RBI’S NEW NORMS FOR PRIVATE BANKS- HIGHLIGHTS
Highlights
- Under the new norms, RBI has accepted the suggestion to increase cap on stake of promoters in banks from 15 percent to 26 percent.
- However, it is still examining if industrial houses should be allowed to run banks in accordance with the recommendations of an internal working group (IWG).
- In all, RBI accepted 21 out of 33 recommendations of the IWG.
Internal Working Group (IWG)
- IWG is headed by the director of central board of the RBI, Prasanna Kumar Mohanty. This group was set up on June 12, 2021.
- It suggested in its report, published on November 20, that large corporate or industrial houses should be allowed in banking following the amendments to the Banking Regulation Act.
- This recommendation created an uproar among former governors and deputy governors of RBI.
- RBI did not accept this suggestion.
RBI’s call on recommendations
- Central bank said that, non-promoter shareholding cap for an individual or non-financial institution should be 10 per cent as opposed to what suggested by IWG to keep it 15 per cent for all kinds of non-promoter shareholders.
- However, RBI allowed the financial institutions, public sector undertakings (PSUs), supranational institutions, or government to hold 15 per cent in private banks.

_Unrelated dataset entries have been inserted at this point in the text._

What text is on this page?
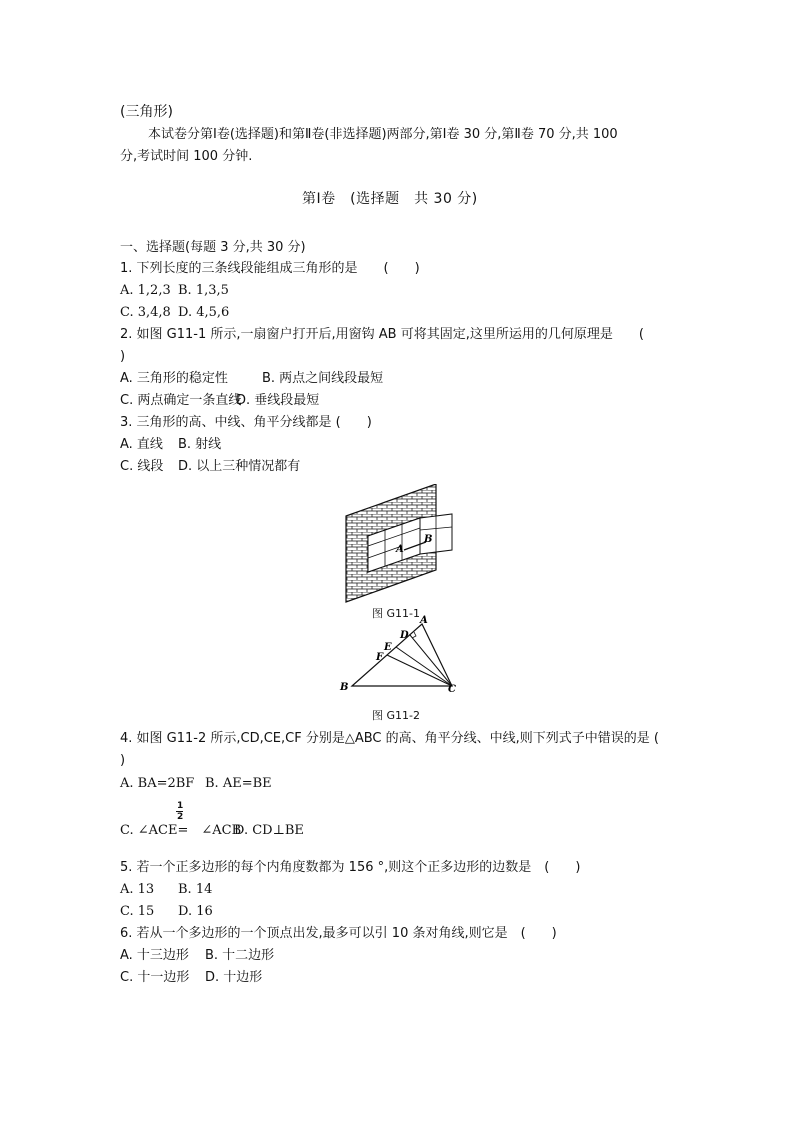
(三角形)
本试卷分第Ⅰ卷(选择题)和第Ⅱ卷(非选择题)两部分,第Ⅰ卷 30 分,第Ⅱ卷 70 分,共 100
分,考试时间 100 分钟.
第Ⅰ卷　(选择题　共 30 分)
一、选择题(每题 3 分,共 30 分)
1. 下列长度的三条线段能组成三角形的是　　(　　)
A. 1,2,3 B. 1,3,5
C. 3,4,8 D. 4,5,6
2. 如图 G11-1 所示,一扇窗户打开后,用窗钩 AB 可将其固定,这里所运用的几何原理是　　(
)
A. 三角形的稳定性	B. 两点之间线段最短
C. 两点确定一条直线
D. 垂线段最短
3. 三角形的高、中线、角平分线都是 (　　)
A. 直线 B. 射线
C. 线段 D. 以上三种情况都有
A
B
图 G11-1
A
B	C
D
E
F
图 G11-2
4. 如图 G11-2 所示,CD,CE,CF 分别是△ABC 的高、角平分线、中线,则下列式子中错误的是 (
)
A. BA=2BF B. AE=BE
1
2
C. ∠ACE=　∠ACB
D. CD⊥BE
5. 若一个正多边形的每个内角度数都为 156 °,则这个正多边形的边数是　(　　)
A. 13 B. 14
C. 15 D. 16
6. 若从一个多边形的一个顶点出发,最多可以引 10 条对角线,则它是　(　　)
A. 十三边形 B. 十二边形
C. 十一边形 D. 十边形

- As per RBI’s earlier rules, non-promoter shareholding could increase to 40 per cent for well diversified, regulated, and listed financial institutions, PSUs, supranational institutions, or government.
- RBI accepted the suggestions on a “reporting mechanism” to pledge shares by promoters.
- It rejected the recommendation to allow payments banks to convert themselves into small finance banks having three years’ experience.
- It accepted IWG’s recommendation that banks should have higher initial capital of at least Rs 1,000 crore.